Seth Thomas made clocks in marble cases for a short time, from 1887 to ca. 1895. They also made clocks in iron cases finished in black enamel, from 1892 to ca. 1895. Seth Thomas is well known for their “Adamantine” black mantel clocks, which were made starting in 1882. Adamantine is a celluloid veneer, glued to the wood case. Adamantine veneer was made in black and white, and in colored patterns such as wood grain, onyx and marble.
Adamantine veneer was developed by the Celluloid Manufacturing Company of New York City, and was covered by U.S. Patent number 232,037, dated September 7, 1880. Seth Thomas Clock Company purchased the right to use the Adamantine veneer in 1881.
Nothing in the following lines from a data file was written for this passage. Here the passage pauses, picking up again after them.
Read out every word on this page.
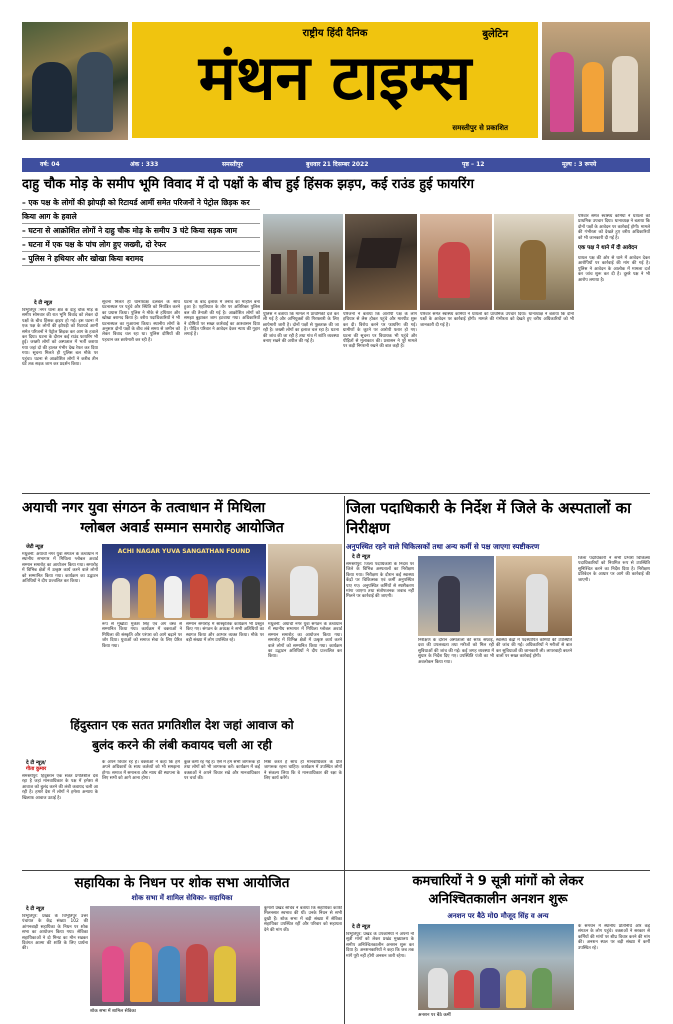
राष्ट्रीय हिंदी दैनिक	बुलेटिन
मंथन टाइम्स
समस्तीपुर से प्रकाशित
वर्ष: 04	अंक : 333	समस्तीपुर	बुधवार 21 दिसम्बर 2022	पृष्ठ – 12	मूल्य : 3 रूपये
दाहु चौक मोड़ के समीप भूमि विवाद में दो पक्षों के बीच हुई हिंसक झड़प, कई राउंड हुई फायरिंग
– एक पक्ष के लोगों की झोपड़ी को रिटायर्ड आर्मी समेत परिजनों ने पेट्रोल छिड़क कर
किया आग के हवाले
– घटना से आक्रोशित लोगों ने दाहु चौक मोड़ के समीप 3 घंटे किया सड़क जाम
– घटना में एक पक्ष के पांच लोग हुए जख्मी, दो रेफर
– पुलिस ने हथियार और खोखा किया बरामद
दे टी न्यूज़
विभूतिपुर :नगर थाना क्षेत्र के दाहु चौक मोड़ के समीप सोमवार की रात भूमि विवाद को लेकर दो पक्षों के बीच हिंसक झड़प हो गई। इस घटना में एक पक्ष के लोगों की झोपड़ी को रिटायर्ड आर्मी समेत परिजनों ने पेट्रोल छिड़क कर आग के हवाले कर दिया। घटना के दौरान कई राउंड फायरिंग भी हुई। जख्मी लोगों को अस्पताल में भर्ती कराया गया जहां दो की हालत गंभीर देख रेफर कर दिया गया। सूचना मिलते ही पुलिस बल मौके पर पहुंचा। घटना से आक्रोशित लोगों ने करीब तीन घंटे तक सड़क जाम कर प्रदर्शन किया।
सूचना मिलते ही थानाध्यक्ष दलबल के साथ घटनास्थल पर पहुंचे और स्थिति को नियंत्रित करने का प्रयास किया। पुलिस ने मौके से हथियार और खोखा बरामद किया है। वरीय पदाधिकारियों ने भी घटनास्थल का मुआयना किया। स्थानीय लोगों के अनुसार दोनों पक्षों के बीच लंबे समय से जमीन को लेकर विवाद चल रहा था। पुलिस दोषियों की पहचान कर छापेमारी कर रही है।
घटना के बाद इलाके में तनाव का माहौल बना हुआ है। एहतियात के तौर पर अतिरिक्त पुलिस बल की तैनाती की गई है। आक्रोशित लोगों को समझा बुझाकर जाम हटवाया गया। अधिकारियों ने दोषियों पर सख्त कार्रवाई का आश्वासन दिया है। पीड़ित परिवार ने आवेदन देकर न्याय की गुहार लगाई है।
पुलिस ने बताया कि मामले में प्राथमिकी दर्ज कर ली गई है और अभियुक्तों की गिरफ्तारी के लिए छापेमारी जारी है। दोनों पक्षों से पूछताछ की जा रही है। जख्मी लोगों का इलाज चल रहा है। घटना की जांच की जा रही है तथा गांव में शांति व्यवस्था बनाए रखने की अपील की गई है।
परिजनों ने बताया कि आरोपी पक्ष के लोग हथियार से लैस होकर पहुंचे और मारपीट शुरू कर दी। विरोध करने पर फायरिंग की गई। ग्रामीणों के जुटने पर आरोपी फरार हो गए। घटना की सूचना पर विधायक भी पहुंचे और पीड़ितों से मुलाकात की। प्रशासन ने पूरे मामले पर कड़ी निगरानी रखने की बात कही है।
परिवार समेत स्वास्थ्य कर्मियों ने घायलों को प्राथमिक उपचार दिया। थानाध्यक्ष ने बताया कि दोनों पक्षों के आवेदन पर कार्रवाई होगी। मामले की गंभीरता को देखते हुए वरीय अधिकारियों को भी जानकारी दी गई है।
परिवार समेत स्वास्थ्य कर्मियों ने घायलों को प्राथमिक उपचार दिया। थानाध्यक्ष ने बताया कि दोनों पक्षों के आवेदन पर कार्रवाई होगी। मामले की गंभीरता को देखते हुए वरीय अधिकारियों को भी जानकारी दी गई है।
एक पक्ष ने थाने में दी आवेदन
घायल पक्ष की ओर से थाने में आवेदन देकर आरोपियों पर कार्रवाई की मांग की गई है। पुलिस ने आवेदन के आलोक में मामला दर्ज कर जांच शुरू कर दी है। दूसरे पक्ष ने भी आरोप लगाया है।
अयाची नगर युवा संगठन के तत्वाधान में मिथिला
ग्लोबल अवार्ड सम्मान समारोह आयोजित
जेटी न्यूज़
मधुबनी: अयाची नगर युवा संगठन के तत्वाधान में स्थानीय सभागार में मिथिला ग्लोबल अवार्ड सम्मान समारोह का आयोजन किया गया। समारोह में विभिन्न क्षेत्रों में उत्कृष्ट कार्य करने वाले लोगों को सम्मानित किया गया। कार्यक्रम का उद्घाटन अतिथियों ने दीप प्रज्वलित कर किया।
ACHI NAGAR YUVA SANGATHAN FOUND
रूप से मुखोटा मुकेश सिंह एवं अंग वस्त्र से सम्मानित किया गया। कार्यक्रम में वक्ताओं ने मिथिला की संस्कृति और परंपरा को आगे बढ़ाने पर जोर दिया। युवाओं को समाज सेवा के लिए प्रेरित किया गया।
सम्मान समारोह में सांस्कृतिक कार्यक्रम भी प्रस्तुत किए गए। संगठन के अध्यक्ष ने सभी अतिथियों का स्वागत किया और आभार व्यक्त किया। मौके पर बड़ी संख्या में लोग उपस्थित रहे।
मधुबनी: अयाची नगर युवा संगठन के तत्वाधान में स्थानीय सभागार में मिथिला ग्लोबल अवार्ड सम्मान समारोह का आयोजन किया गया। समारोह में विभिन्न क्षेत्रों में उत्कृष्ट कार्य करने वाले लोगों को सम्मानित किया गया। कार्यक्रम का उद्घाटन अतिथियों ने दीप प्रज्वलित कर किया।
जिला पदाधिकारी के निर्देश में जिले के अस्पतालों का निरीक्षण
अनुपस्थित रहने वाले चिकित्सकों तथा अन्य कर्मी से पक्ष जाएगा स्पष्टीकरण
दे टी न्यूज़
समस्तीपुर: जिला पदाधिकारी के निर्देश पर जिले के विभिन्न अस्पतालों का निरीक्षण किया गया। निरीक्षण के दौरान कई स्वास्थ्य केंद्रों पर चिकित्सक एवं कर्मी अनुपस्थित पाए गए। अनुपस्थित कर्मियों से स्पष्टीकरण मांगा जाएगा तथा संतोषजनक जवाब नहीं मिलने पर कार्रवाई की जाएगी।
निरीक्षण के दौरान अस्पतालों की साफ सफाई, दवा की उपलब्धता तथा मरीजों को मिल रही सुविधाओं की जांच की गई। कई जगह व्यवस्था में सुधार के निर्देश दिए गए। उपस्थिति पंजी का भी अवलोकन किया गया।
स्वास्थ्य केंद्रों में पदस्थापित कर्मियों की उपस्थिति की जांच की गई। अधिकारियों ने मरीजों से बात कर सुविधाओं की जानकारी ली। लापरवाही बरतने वालों पर सख्त कार्रवाई होगी।
जिला पदाधिकारी ने सभी प्रभारी चिकित्सा पदाधिकारियों को नियमित रूप से उपस्थिति सुनिश्चित करने का निर्देश दिया है। निरीक्षण प्रतिवेदन के आधार पर आगे की कार्रवाई की जाएगी।
हिंदुस्तान एक सतत प्रगतिशील देश जहां आवाज को
बुलंद करने की लंबी कवायद चली आ रही
दे टी न्यूज़/
गीता कुमार
समस्तीपुर: हिंदुस्तान एक सतत प्रगतिशील देश रहा है जहां मानवाधिकार के पक्ष में हमेशा से आवाज को बुलंद करने की लंबी कवायद चली आ रही है। हमारे देश में लोगों ने हमेशा अन्याय के खिलाफ आवाज उठाई है।
के अपने विचार रहे हैं। वक्ताओं ने कहा कि हमें अपने अधिकारों के साथ कर्तव्यों को भी समझना होगा। समाज में समानता और न्याय की स्थापना के लिए सभी को आगे आना होगा।
कुछ कमी रह गई है। ऐसे में हम सभी जागरूक हों तथा लोगों को भी जागरूक करें। कार्यक्रम में कई वक्ताओं ने अपने विचार रखे और मानवाधिकार पर चर्चा की।
निष्ठा करते हैं साथ ही मानवाधिकार के प्रति जागरूक रहना चाहिए। कार्यक्रम में उपस्थित लोगों ने संकल्प लिया कि वे मानवाधिकार की रक्षा के लिए कार्य करेंगे।
सहायिका के निधन पर शोक सभा आयोजित
शोक सभा में शामिल सेविका- सहायिका
दे टी न्यूज़
विभूतिपुर: प्रखंड के विभूतिपुर उत्तर पंचायत के केंद्र संख्या 102 की आंगनबाड़ी सहायिका के निधन पर शोक सभा का आयोजन किया गया। सेविका सहायिकाओं ने दो मिनट का मौन रखकर दिवंगत आत्मा की शांति के लिए प्रार्थना की।
शोक सभा में शामिल सेविका
कुमारी प्रखंड सचिव ने बताया कि सहायिका काफी मिलनसार स्वभाव की थीं। उनके निधन से सभी दुखी हैं। शोक सभा में बड़ी संख्या में सेविका सहायिका उपस्थित रहीं और परिवार को सहायता देने की मांग की।
कमचारियों ने 9 सूत्री मांगों को लेकर
अनिश्चितकालीन अनशन शुरू
अनशन पर बैठे मो0 मौजूद सिंह व अन्य
दे टी न्यूज़
विभूतिपुर: प्रखंड के उपकर्मियों ने अपनी नौ सूत्री मांगों को लेकर प्रखंड मुख्यालय के समीप अनिश्चितकालीन अनशन शुरू कर दिया है। अनशनकारियों ने कहा कि जब तक मांगें पूरी नहीं होंगी अनशन जारी रहेगा।
अनशन पर बैठे कर्मी
के समर्थन में स्थानीय प्रतिनिधि और कई संगठन के लोग पहुंचे। वक्ताओं ने सरकार से कर्मियों की मांगों पर शीघ्र विचार करने की मांग की। अनशन स्थल पर बड़ी संख्या में कर्मी उपस्थित रहे।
How to Identify Manufacture Dates of Seth Thomas Adamantine Antique Mantel Clocks
The movement provides a guide to the date of an Adamantine clock. At first, most Adamantine clocks used a modified shelf clock movement (called the “hip” movement because of its shape) with the escapement outside the back plate. Around 1900, the model 89 movement was introduced, having the escapement between the plates. The two types can be distinguished from the front of the clock by the position of the regulating square. The back escapement type (up to ca. 1901*) has the regulating square above the numeral “12”. The model 89 has the regulating square below the center of the dial.
Many Seth Thomas clocks from 1881 to 1918 have a date code stamped in ink on the case back or bottom. Usually, the year is done in reverse, followed by a letter A – L representing the month. For example, April 1897 would appear as 7981 D.